The problem this is hoping to solve is that landlords and property managers spend hours, even days, checking references, rental histories and credit histories, only to discover that an applicant does not meet the required qualifications. A landlord may have assumed that applicants knew that a bankruptcy, an eviction, or criminal history would disqualify them. The words “common sense” are often used to explain why landlords don’t spell out in writing what they think everyone already knows. But applicants often go to a small landlord or a small property management company specifically because they are looking for or hoping for a more “flexible” screening process or more lenient acceptance policy. Some tenants specifically report that is the MAIN reason they search out a small landlords – because their rental history or credit history is too sketchy or too damaged to apply for tenancy at the “bigger” places.
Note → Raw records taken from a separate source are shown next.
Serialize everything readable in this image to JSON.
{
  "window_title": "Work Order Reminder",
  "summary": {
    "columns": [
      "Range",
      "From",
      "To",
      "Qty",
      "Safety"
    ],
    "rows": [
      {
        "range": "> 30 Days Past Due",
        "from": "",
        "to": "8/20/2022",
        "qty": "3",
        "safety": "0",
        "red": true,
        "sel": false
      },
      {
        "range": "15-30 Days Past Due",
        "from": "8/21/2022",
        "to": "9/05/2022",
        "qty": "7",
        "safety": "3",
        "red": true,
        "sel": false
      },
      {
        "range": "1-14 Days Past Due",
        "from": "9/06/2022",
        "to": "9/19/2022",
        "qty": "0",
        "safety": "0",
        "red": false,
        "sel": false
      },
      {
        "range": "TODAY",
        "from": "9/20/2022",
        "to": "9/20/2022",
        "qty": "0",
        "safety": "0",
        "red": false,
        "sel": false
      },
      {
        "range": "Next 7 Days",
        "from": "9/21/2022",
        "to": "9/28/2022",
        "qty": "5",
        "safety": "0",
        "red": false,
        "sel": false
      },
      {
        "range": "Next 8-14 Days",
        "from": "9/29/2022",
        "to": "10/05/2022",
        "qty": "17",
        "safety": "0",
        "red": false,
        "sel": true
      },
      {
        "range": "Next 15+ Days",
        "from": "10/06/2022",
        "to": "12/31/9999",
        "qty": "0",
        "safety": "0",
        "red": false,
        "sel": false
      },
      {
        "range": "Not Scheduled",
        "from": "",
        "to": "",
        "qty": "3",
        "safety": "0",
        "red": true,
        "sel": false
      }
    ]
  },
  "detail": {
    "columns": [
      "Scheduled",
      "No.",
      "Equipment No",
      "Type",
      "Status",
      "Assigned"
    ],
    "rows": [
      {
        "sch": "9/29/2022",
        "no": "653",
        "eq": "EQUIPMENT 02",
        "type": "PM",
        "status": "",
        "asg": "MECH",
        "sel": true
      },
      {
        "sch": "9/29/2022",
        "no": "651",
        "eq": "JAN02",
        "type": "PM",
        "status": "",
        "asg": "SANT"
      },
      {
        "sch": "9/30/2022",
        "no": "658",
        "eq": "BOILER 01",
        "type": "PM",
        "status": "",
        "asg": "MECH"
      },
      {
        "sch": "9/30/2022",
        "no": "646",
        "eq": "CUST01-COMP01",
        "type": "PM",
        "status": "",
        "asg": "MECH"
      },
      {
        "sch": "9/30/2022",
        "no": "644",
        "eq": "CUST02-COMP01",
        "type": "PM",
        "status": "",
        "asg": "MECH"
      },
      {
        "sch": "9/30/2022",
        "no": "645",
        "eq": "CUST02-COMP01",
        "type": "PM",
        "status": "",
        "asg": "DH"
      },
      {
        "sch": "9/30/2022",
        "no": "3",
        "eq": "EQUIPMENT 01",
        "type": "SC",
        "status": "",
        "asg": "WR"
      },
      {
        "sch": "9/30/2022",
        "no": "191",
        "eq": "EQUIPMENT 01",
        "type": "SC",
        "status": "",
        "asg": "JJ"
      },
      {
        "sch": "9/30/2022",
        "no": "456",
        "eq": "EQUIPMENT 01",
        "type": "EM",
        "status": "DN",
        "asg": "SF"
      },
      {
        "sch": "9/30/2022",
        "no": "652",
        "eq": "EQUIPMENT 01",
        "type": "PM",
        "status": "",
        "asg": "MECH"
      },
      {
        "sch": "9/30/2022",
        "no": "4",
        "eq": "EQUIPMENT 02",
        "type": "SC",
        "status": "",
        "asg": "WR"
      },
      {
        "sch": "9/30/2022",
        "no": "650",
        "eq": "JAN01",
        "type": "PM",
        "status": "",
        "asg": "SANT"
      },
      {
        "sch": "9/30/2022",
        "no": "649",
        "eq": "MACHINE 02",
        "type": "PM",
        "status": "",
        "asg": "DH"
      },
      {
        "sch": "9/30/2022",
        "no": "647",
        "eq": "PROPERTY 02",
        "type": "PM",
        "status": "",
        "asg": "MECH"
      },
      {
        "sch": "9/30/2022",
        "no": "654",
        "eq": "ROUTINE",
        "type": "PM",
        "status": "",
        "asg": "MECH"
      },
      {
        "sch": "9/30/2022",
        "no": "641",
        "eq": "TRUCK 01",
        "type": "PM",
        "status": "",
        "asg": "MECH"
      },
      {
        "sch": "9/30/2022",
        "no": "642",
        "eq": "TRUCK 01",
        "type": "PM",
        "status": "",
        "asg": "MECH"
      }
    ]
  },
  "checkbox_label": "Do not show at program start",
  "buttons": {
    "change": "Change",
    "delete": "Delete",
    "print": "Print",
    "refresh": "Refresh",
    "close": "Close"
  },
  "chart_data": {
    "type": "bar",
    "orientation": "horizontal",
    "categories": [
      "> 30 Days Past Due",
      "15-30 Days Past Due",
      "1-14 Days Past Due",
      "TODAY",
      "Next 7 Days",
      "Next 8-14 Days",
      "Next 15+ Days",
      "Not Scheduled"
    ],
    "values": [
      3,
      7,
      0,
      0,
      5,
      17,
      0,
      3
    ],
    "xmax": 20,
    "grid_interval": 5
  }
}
Letting applicants know what is required to successfully have their application accepted can save landlords hours of wasted time.
The second problem that this law hope to solve is that many applicants contend that they can spend as much as a half month’s rent just is application/screening fees because with a small landlord with only 1 or 2 vacancies, they may be competing with a dozen or more applicants for each vacancy and only one person can move in, the result being that the other eleven applicants have wasted their application fees. And when inquiring why they were in the group that was turned away, they are told that there was some unknown requirement or criteria they did not meet. For instance, if they had known that there was an income requirement for 3 times the monthly rent instead of say, 2 ½ times the monthly rent, they would not have spent the money for screening. Saving application fees allows them to put more money toward the first month’s rent and/or security deposit.
The changes that went into effect June 7th, 2012 are these:
1. Prior to obtaining any information about a prospective tenant, the landlord or property manager is required to first notify the prospective tenant in writing of the following:
- The type of information that will be accessed in the screening (credit, public records, criminal, rental history, etc.)
- The criteria should list what could result in denial of the application. This can also be called your Resident Acceptance Policy, as well as the more common Rental Criteria or Screening Criteria.
- If a consumer report is used, the name and address of the consumer reporting agency and the prospective tenant’s right to obtain a free copy of the consumer report in the event of a denial or other adverse action, and to dispute the accuracy of information appearing in the consumer report.
2. The landlord may charge a prospective tenant for costs incurred in obtaining a tenant screening report only if the landlord provides the information listed above.
3. If a prospective landlord takes an adverse action, the landlord must provide a written notice of the adverse action to the applicant that states the reasons for that adverse action. Non-compliance could result in a $100 fine plus court costs and reasonable attorneys’ fees. To review Senate Bill 6315 go to http:/apps.leg.wa.gov/billinfo and type in 6315.